I feel often like I'm sitting on one side of the scales and Jesus is on the other. Sometimes I'm way off balance to the point that I can barely see Him. Other times I catch a glimpse amidst this life I'm living. But it's not enough. I want to be so on track with what He's doing that I can look Him in the eye and hear him saying to this heart, "I've got you." To trust Him infinitely and love Him unconditionally. To not just find balance, but to let Him keep the balance. Always.

So the question remains.......How?

8 comments:

Sandra Heska King said...

This is such a beautiful outpouring of your heart. He is drawing you ever closer, and your soul thirsts for more. Finding the balance you seek--those questions, I think, are timeless. I sense that longing, too. I don't have the answers, but perhaps they are there in the resting and the letting go. Praying for you my friend, that He will be enough--and never enough. And praying that for myself as well.

Brenda said...

Beautifully put (as always) my friend. Enough and never enough. Somehow that brought comfort to me. I don't know that we can ever really "get it" here knowing that we were made for somewhere else with Him. There's peace in the drawing......finding in the seeking and joy in the journey to be sure. I'm praying the same for you.

Meredith Gould said...

How? By deep listening even when there's hubbub. By examining the spiritual value of everything -- every plan, every activity -- by asking: "Will this enhance my relationship with God or will this distract me from my relationship with God?" #PBWY

Brenda said...

Excellent questions. "Examine the spiritual value of everything"....I'm putting that into practice. Thank you :)

Melinda Lancaster said...

We seem to be in a similiar place, my friend, although you've done what I have not. You expressed, profoundly and powerfully, the cry of your heart. Mine echoes yours in many ways.

I'm glad I stopped by here, today. Your friend Meredith offers a great piece of wisdom. Examining the spiritual value of everything is something that I've been doing with renewed intensity since returning from Deeper Still.

I like the question "Will this enhance my relationship with God or will this distract me from my relationship with God?" and have a feeling I'll be using it on a daily basis in the coming days.
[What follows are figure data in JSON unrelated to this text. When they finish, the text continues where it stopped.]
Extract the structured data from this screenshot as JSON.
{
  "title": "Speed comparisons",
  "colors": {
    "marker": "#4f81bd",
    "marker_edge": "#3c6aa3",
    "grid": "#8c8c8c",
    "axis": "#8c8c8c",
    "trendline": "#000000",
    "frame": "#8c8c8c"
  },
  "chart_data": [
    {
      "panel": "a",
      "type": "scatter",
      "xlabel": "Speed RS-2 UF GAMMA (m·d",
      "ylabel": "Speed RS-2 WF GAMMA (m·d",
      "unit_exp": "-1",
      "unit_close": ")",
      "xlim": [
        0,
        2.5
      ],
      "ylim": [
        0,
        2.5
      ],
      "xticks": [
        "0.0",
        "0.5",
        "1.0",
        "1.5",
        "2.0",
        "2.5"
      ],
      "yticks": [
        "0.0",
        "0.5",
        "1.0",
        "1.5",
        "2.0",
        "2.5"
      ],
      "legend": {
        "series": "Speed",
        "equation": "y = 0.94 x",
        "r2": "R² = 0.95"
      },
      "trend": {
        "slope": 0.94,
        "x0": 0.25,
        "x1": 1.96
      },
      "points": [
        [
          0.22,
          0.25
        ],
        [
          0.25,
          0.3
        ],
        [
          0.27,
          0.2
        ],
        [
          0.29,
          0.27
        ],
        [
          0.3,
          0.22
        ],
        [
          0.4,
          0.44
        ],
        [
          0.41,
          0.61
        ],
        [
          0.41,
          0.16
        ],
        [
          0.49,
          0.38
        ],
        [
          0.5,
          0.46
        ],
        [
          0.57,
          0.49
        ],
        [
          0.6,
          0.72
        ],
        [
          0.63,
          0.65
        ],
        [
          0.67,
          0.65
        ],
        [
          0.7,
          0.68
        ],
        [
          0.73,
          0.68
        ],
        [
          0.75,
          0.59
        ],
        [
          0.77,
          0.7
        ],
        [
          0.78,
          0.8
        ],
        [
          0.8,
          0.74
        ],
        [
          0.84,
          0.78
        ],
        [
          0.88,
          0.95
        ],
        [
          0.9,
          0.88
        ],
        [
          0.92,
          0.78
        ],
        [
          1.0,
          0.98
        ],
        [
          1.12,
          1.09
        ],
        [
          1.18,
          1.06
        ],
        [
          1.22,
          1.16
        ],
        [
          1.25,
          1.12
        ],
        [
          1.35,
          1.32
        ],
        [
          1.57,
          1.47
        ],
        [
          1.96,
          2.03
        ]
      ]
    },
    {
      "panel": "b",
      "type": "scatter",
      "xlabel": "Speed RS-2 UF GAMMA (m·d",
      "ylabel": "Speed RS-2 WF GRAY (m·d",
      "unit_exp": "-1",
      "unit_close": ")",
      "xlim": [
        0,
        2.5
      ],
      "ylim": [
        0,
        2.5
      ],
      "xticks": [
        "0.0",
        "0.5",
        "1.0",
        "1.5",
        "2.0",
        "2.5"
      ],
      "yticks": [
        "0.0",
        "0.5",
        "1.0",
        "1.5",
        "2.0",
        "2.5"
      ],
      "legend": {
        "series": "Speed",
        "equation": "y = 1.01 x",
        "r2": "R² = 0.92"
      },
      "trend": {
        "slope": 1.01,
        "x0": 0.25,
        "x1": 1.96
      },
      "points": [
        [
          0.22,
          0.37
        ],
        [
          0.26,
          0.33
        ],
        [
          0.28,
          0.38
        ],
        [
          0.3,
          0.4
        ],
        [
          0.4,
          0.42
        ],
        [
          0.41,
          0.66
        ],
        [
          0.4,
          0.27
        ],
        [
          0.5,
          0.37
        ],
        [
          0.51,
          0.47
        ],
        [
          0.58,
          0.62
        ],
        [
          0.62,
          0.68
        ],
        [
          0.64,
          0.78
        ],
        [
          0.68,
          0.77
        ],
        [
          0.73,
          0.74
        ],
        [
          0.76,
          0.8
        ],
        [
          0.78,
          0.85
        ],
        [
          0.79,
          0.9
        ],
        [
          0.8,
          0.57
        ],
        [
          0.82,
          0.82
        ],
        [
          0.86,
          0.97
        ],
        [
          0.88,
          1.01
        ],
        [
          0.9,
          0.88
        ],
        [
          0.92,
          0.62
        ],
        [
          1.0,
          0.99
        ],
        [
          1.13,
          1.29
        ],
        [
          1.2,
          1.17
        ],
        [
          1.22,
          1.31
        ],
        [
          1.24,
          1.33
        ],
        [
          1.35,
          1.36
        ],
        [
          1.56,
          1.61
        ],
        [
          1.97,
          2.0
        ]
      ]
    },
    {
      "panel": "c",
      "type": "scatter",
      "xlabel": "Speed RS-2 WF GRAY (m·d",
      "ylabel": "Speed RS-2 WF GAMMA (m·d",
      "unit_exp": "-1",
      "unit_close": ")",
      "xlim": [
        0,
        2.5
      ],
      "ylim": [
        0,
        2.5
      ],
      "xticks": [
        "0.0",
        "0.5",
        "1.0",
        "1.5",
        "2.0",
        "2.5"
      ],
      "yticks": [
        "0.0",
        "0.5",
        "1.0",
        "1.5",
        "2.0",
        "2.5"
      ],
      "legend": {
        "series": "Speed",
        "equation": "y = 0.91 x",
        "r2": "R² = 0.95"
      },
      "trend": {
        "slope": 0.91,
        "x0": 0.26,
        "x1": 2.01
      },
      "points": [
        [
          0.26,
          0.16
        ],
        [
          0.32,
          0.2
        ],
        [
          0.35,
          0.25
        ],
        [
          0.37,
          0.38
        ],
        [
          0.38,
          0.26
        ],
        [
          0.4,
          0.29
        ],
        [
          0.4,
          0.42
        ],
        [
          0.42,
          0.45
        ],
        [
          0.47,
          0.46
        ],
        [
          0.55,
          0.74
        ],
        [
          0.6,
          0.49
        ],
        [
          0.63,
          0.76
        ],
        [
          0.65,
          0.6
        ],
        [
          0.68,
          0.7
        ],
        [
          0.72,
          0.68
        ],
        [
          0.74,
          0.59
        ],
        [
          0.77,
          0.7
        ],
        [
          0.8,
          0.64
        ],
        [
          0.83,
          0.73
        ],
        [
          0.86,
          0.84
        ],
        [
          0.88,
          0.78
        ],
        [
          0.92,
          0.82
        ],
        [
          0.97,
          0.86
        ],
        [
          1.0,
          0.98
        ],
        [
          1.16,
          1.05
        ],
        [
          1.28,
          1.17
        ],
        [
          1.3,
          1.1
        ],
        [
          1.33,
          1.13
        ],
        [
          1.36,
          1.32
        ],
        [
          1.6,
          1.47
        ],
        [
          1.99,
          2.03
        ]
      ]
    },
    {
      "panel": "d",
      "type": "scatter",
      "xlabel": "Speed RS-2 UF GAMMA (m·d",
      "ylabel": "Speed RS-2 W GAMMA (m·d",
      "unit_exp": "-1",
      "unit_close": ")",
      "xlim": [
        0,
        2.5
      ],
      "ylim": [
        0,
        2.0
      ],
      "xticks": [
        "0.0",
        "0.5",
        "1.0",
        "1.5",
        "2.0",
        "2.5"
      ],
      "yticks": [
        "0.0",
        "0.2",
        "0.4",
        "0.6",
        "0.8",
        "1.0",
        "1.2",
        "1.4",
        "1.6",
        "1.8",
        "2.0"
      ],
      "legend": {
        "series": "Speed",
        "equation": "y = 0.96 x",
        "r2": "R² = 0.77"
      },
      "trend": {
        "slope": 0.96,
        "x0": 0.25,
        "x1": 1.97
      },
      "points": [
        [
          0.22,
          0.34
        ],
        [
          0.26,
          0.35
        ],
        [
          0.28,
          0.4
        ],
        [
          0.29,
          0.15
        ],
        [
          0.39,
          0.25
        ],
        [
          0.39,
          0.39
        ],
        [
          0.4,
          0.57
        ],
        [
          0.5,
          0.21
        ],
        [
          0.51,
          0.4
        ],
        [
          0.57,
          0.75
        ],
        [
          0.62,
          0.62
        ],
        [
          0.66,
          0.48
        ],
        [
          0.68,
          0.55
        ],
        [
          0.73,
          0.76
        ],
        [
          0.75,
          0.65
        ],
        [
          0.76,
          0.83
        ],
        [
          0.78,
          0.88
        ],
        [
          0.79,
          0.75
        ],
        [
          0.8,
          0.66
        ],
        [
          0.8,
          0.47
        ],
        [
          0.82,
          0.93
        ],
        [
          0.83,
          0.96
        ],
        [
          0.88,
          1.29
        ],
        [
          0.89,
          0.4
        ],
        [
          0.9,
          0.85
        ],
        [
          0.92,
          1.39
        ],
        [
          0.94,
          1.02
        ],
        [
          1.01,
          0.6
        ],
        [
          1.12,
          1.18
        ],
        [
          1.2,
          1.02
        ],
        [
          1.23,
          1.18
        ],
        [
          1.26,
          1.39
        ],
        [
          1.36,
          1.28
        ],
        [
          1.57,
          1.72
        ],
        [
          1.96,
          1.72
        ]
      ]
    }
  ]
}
Balance can be such a tricky thing but much easier when Jesus is on the other scale. He makes all the difference. Awe-God!

Brenda said...

Melinda I have no doubt we are on the same path in a lot of ways. So thankful God brought you into my life for a time such as this. Praying for you dear one. XOXO

~~Melinda Y.~~ said...

Thanks for sharing your heart with ours. I love the spiritual insight that is unfolding here with each comment.
For me personally, I've found myself at times crippled by lack of balance mainly because I'm blinded to the significant opportuities that surround me. Intimacy with God is a beautiful gift we need to open, enjoy, and share every day.
I share Meredith's view also:
When engaged in activity, I pause to examine the spiritual value- Is this contributing or is this contaminating?
Blessed to be on this journey of spiritual growth with you dear friend.
~Prayers for us all~

Brenda said...

Melinda I am so blessed to be on this journey with you my friend. Your friendship, insight, and love for the Lord are priceless gifts to my life XOXO! (and I love you MORE!)